Execution and Market Risks Remain
Executives acknowledged that the push to scale AI and new products brings execution risk and can pressure margins before adoption fully ramps. They also noted that international performance benefited partially from favorable FX, which can reverse, reinforcing the importance of careful cost discipline and product prioritization as the company navigates these uncertainties.
Guidance and Forward‑Looking Outlook
CarGurus reiterated its guidance, projecting second‑quarter revenue between $247 million and $252 million, representing 11% to 14% year‑over‑year growth, with non‑GAAP adjusted EBITDA of $77.5 million to $85.5 million and EPS of $0.57 to $0.64. For the full year, management continues to expect 10% to 13% revenue growth in 2026, alongside non‑GAAP adjusted EBITDA margins that compress by roughly 1.5 to 2.5 percentage points versus 2025 as AI, product and sales investments ramp.

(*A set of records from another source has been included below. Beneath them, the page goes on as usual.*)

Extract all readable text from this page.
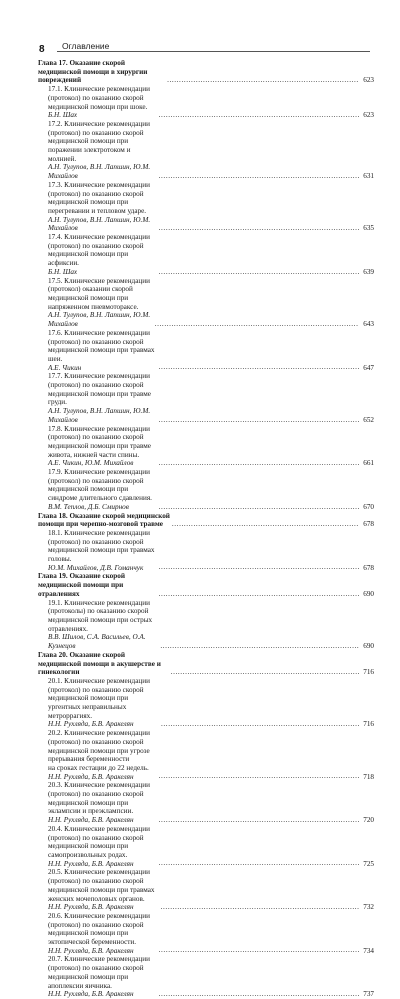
8 Оглавление
Глава 17. Оказание скорой медицинской помощи в хирургии повреждений .....	623
17.1. Клинические рекомендации (протокол) по оказанию скорой
медицинской помощи при шоке.
Б.Н. Шах .....	623
17.2. Клинические рекомендации (протокол) по оказанию скорой
медицинской помощи при поражении электротоком и молнией.
А.Н. Тулупов, В.Н. Лапшин, Ю.М. Михайлов .....	631
17.3. Клинические рекомендации (протокол) по оказанию скорой
медицинской помощи при перегревании и тепловом ударе.
А.Н. Тулупов, В.Н. Лапшин, Ю.М. Михайлов .....	635
17.4. Клинические рекомендации (протокол) по оказанию скорой
медицинской помощи при асфиксии.
Б.Н. Шах .....	639
17.5. Клинические рекомендации (протокол) оказании скорой
медицинской помощи при напряженном пневмотораксе.
А.Н. Тулупов, В.Н. Лапшин, Ю.М. Михайлов .....	643
17.6. Клинические рекомендации (протокол) по оказанию скорой
медицинской помощи при травмах шеи.
А.Е. Чикин .....	647
17.7. Клинические рекомендации (протокол) по оказанию скорой
медицинской помощи при травме груди.
А.Н. Тулупов, В.Н. Лапшин, Ю.М. Михайлов .....	652
17.8. Клинические рекомендации (протокол) по оказанию скорой
медицинской помощи при травме живота, нижней части спины.
А.Е. Чикин, Ю.М. Михайлов .....	661
17.9. Клинические рекомендации (протокол) по оказанию скорой
медицинской помощи при синдроме длительного сдавления.
В.М. Теплов, Д.Б. Смирнов .....	670
Глава 18. Оказание скорой медицинской помощи при черепно-мозговой травме .....	678
18.1. Клинические рекомендации (протокол) по оказанию скорой
медицинской помощи при травмах головы.
Ю.М. Михайлов, Д.В. Гоманчук .....	678
Глава 19. Оказание скорой медицинской помощи при отравлениях .....	690
19.1. Клинические рекомендации (протоколы) по оказанию скорой
медицинской помощи при острых отравлениях.
В.В. Шилов, С.А. Васильев, О.А. Кузнецов .....	690
Глава 20. Оказание скорой медицинской помощи в акушерстве и гинекологии .....	716
20.1. Клинические рекомендации (протокол) по оказанию скорой
медицинской помощи при ургентных неправильных метроррагиях.
Н.Н. Рухляда, Б.В. Аракелян .....	716
20.2. Клинические рекомендации (протокол) по оказанию скорой
медицинской помощи при угрозе прерывания беременности
на сроках гестации до 22 недель.
Н.Н. Рухляда, Б.В. Аракелян .....	718
20.3. Клинические рекомендации (протокол) по оказанию скорой
медицинской помощи при эклампсии и преэклампсии.
Н.Н. Рухляда, Б.В. Аракелян .....	720
20.4. Клинические рекомендации (протокол) по оказанию скорой
медицинской помощи при самопроизвольных родах.
Н.Н. Рухляда, Б.В. Аракелян .....	725
20.5. Клинические рекомендации (протокол) по оказанию скорой
медицинской помощи при травмах женских мочеполовых органов.
Н.Н. Рухляда, Б.В. Аракелян .....	732
20.6. Клинические рекомендации (протокол) по оказанию скорой
медицинской помощи при эктопической беременности.
Н.Н. Рухляда, Б.В. Аракелян .....	734
20.7. Клинические рекомендации (протокол) по оказанию скорой
медицинской помощи при апоплексии яичника.
Н.Н. Рухляда, Б.В. Аракелян .....	737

CarGurus’ earnings call painted a picture of a marketplace operator leaning into growth at the expense of some near‑term margin and cash cushion, backed by strong dealer, consumer and international momentum. For investors, the key takeaway is a company with durable top‑line trends and early AI wins, but also higher execution and margin risk as management doubles down on technology and product expansion.